The Foreign Ministry confirmed that Manama is preparing to host a meeting on maritime and air navigation security in the coming period, in cooperation with the United States of America and the Polish Republic, with the participation of more than 60 countries as one of the outcomes of the International Conference in Support of Security and Peace in the Middle East.
The Foreign Minister pointed out that this initiative comes within the framework of the role played by the Kingdom of Bahrain to contribute to the establishment of security and stability in the region and be aware of the dangers that threaten the region in light of Iran’s practices which pose a great threat to maritime and air navigation and reflect the policy of the Kingdom of Bahrain in the face of all problems and crises that threaten international peace and security.

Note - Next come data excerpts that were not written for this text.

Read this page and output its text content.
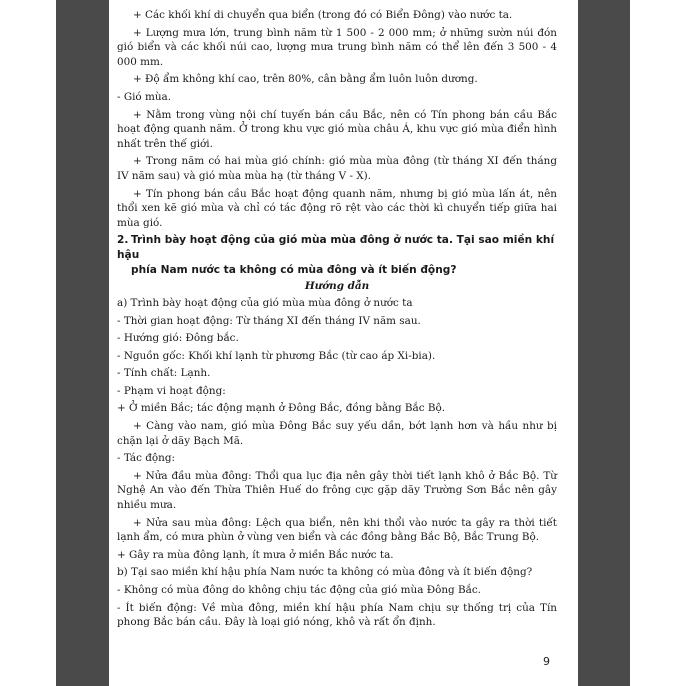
+ Các khối khí di chuyển qua biển (trong đó có Biển Đông) vào nước ta.

+ Lượng mưa lớn, trung bình năm từ 1 500 - 2 000 mm; ở những sườn núi đón gió biển và các khối núi cao, lượng mưa trung bình năm có thể lên đến 3 500 - 4 000 mm.

+ Độ ẩm không khí cao, trên 80%, cân bằng ẩm luôn luôn dương.

- Gió mùa.

+ Nằm trong vùng nội chí tuyến bán cầu Bắc, nên có Tín phong bán cầu Bắc hoạt động quanh năm. Ở trong khu vực gió mùa châu Á, khu vực gió mùa điển hình nhất trên thế giới.

+ Trong năm có hai mùa gió chính: gió mùa mùa đông (từ tháng XI đến tháng IV năm sau) và gió mùa mùa hạ (từ tháng V - X).

+ Tín phong bán cầu Bắc hoạt động quanh năm, nhưng bị gió mùa lấn át, nên thổi xen kẽ gió mùa và chỉ có tác động rõ rệt vào các thời kì chuyển tiếp giữa hai mùa gió.

2. Trình bày hoạt động của gió mùa mùa đông ở nước ta. Tại sao miền khí hậu
phía Nam nước ta không có mùa đông và ít biến động?
Hướng dẫn

a) Trình bày hoạt động của gió mùa mùa đông ở nước ta

- Thời gian hoạt động: Từ tháng XI đến tháng IV năm sau.

- Hướng gió: Đông bắc.

- Nguồn gốc: Khối khí lạnh từ phương Bắc (từ cao áp Xi-bia).

- Tính chất: Lạnh.

- Phạm vi hoạt động:

+ Ở miền Bắc; tác động mạnh ở Đông Bắc, đồng bằng Bắc Bộ.

+ Càng vào nam, gió mùa Đông Bắc suy yếu dần, bớt lạnh hơn và hầu như bị chặn lại ở dãy Bạch Mã.

- Tác động:

+ Nửa đầu mùa đông: Thổi qua lục địa nên gây thời tiết lạnh khô ở Bắc Bộ. Từ Nghệ An vào đến Thừa Thiên Huế do frông cực gặp dãy Trường Sơn Bắc nên gây nhiều mưa.

+ Nửa sau mùa đông: Lệch qua biển, nên khi thổi vào nước ta gây ra thời tiết lạnh ẩm, có mưa phùn ở vùng ven biển và các đồng bằng Bắc Bộ, Bắc Trung Bộ.

+ Gây ra mùa đông lạnh, ít mưa ở miền Bắc nước ta.

b) Tại sao miền khí hậu phía Nam nước ta không có mùa đông và ít biến động?

- Không có mùa đông do không chịu tác động của gió mùa Đông Bắc.

- Ít biến động: Về mùa đông, miền khí hậu phía Nam chịu sự thống trị của Tín phong Bắc bán cầu. Đây là loại gió nóng, khô và rất ổn định.

9
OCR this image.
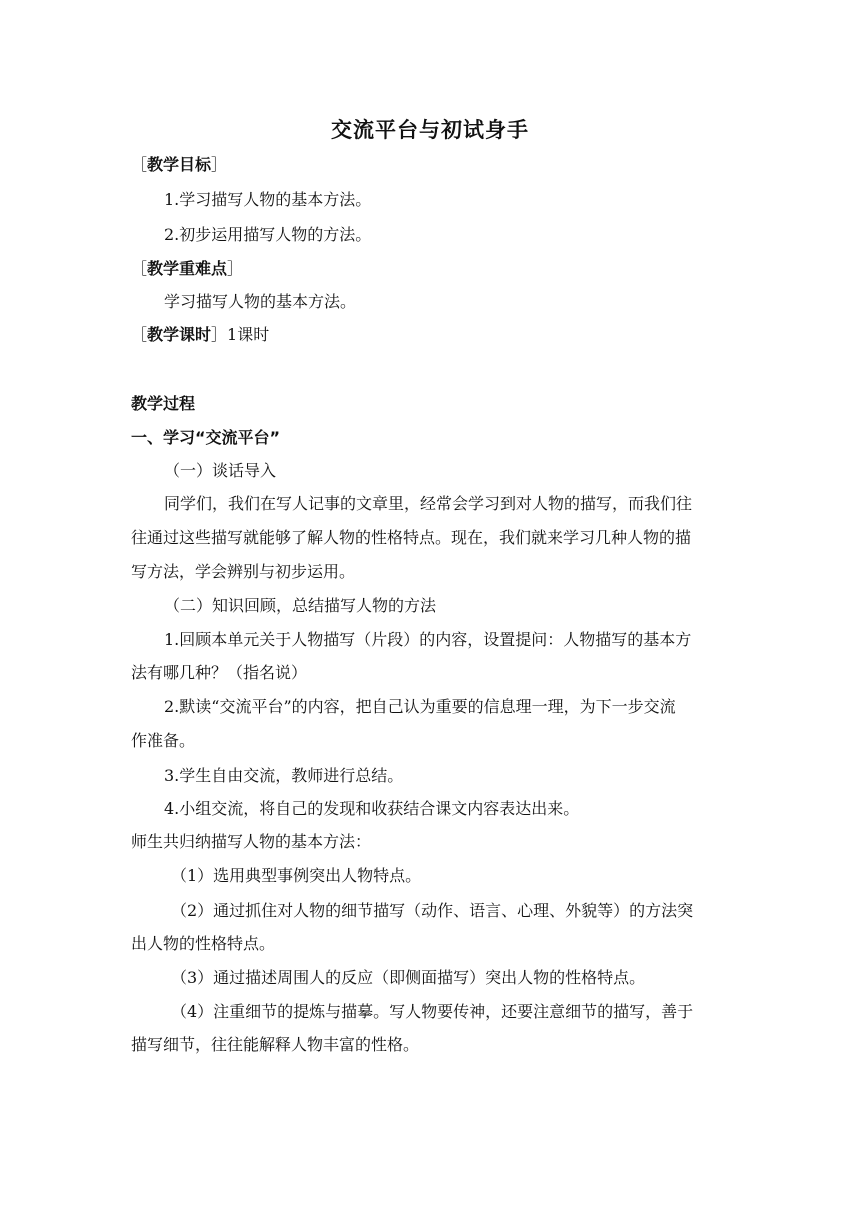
交流平台与初试身手
［教学目标］
1.学习描写人物的基本方法。
2.初步运用描写人物的方法。
［教学重难点］
学习描写人物的基本方法。
［教学课时］1课时
教学过程
一、学习“交流平台”
（一）谈话导入
同学们，我们在写人记事的文章里，经常会学习到对人物的描写，而我们往
往通过这些描写就能够了解人物的性格特点。现在，我们就来学习几种人物的描
写方法，学会辨别与初步运用。
（二）知识回顾，总结描写人物的方法
1.回顾本单元关于人物描写（片段）的内容，设置提问：人物描写的基本方
法有哪几种？（指名说）
2.默读“交流平台”的内容，把自己认为重要的信息理一理，为下一步交流
作准备。
3.学生自由交流，教师进行总结。
4.小组交流，将自己的发现和收获结合课文内容表达出来。
师生共归纳描写人物的基本方法：
（1）选用典型事例突出人物特点。
（2）通过抓住对人物的细节描写（动作、语言、心理、外貌等）的方法突
出人物的性格特点。
（3）通过描述周围人的反应（即侧面描写）突出人物的性格特点。
（4）注重细节的提炼与描摹。写人物要传神，还要注意细节的描写，善于
描写细节，往往能解释人物丰富的性格。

It stressed that this meeting will be an opportunity for consultation and exchange of visions between many countries in the world, to find ways to deter the Iranian threat and ensure freedom of navigation in this strategic region of the world.
According to press reports, the Bahrain conference is due to be held in October, but the timing of its announcement coincides with the increasing frequency in the Gulf and Iran’s oil tanker wars, as well as Washington’s calls to form an international coalition to counter Tehran’s threat.
On July 9, the chairman of the US Joint Chiefs of Staff, General Joseph Dunford, said the United States had prepared a plan under which an international military alliance would protect strategic waters off Iran and Yemen after attacks on tankers and oil installations blamed on Iran.
“We are likely to determine in the next couple of weeks the countries that have the political will to support this initiative and we will do it immediately,” he said after his testimony to Congress and two meetings on the formation of the alliance, with Defense Minister Mark Esper and Foreign Minister Mike Pompeo.
“We are now in contact with a number of countries to determine whether we can form an alliance that guarantees freedom of navigation in both the Strait of Hormuz and the Bab al-Mandab Strait,” he said.
US special envoy to Iran Brian Hawk said 65 countries would discuss Bahrain’s maritime security in Bahrain, adding that the conference expected to be held would focus on Iran’s maritime threats.
A spokesman for the US State Department said Bahrain would host a summit on maritime safety amid escalating tensions with Iran in the Gulf.
An alliance to deter Iranian threats
For his part, the Saudi writer and political analyst Fahad Dibaji, said that the Bahrain Maritime and Air Navigation Conference will be a great opportunity for consultation between many countries in the world to face the threats to the security of navigation in the world, especially the Iranian risks.
“There is no doubt that the Bahrain Maritime and Air Navigation Security Conference is of great importance at this particular time because the Iranian threats will be on the table of those present at the conference,” he said in a statement.
“It is expected that the conference will discuss the ways to face the Iranian threats to global navigation with the participation of 65 countries, and will be a great opportunity for consultation among many countries in the world, to address the risks to the security of navigation in the world, especially the Iranian risks.”
He added: “It is expected that the international community is moving to adopt an international strategy that it will be working on to amend its maritime and air legislation to secure it and find a solution to the law committed by all participating countries, which combine interests that reduce the recklessness of the mullahs in the shipping and air corridors, especially in the Strait of Hormuz now.”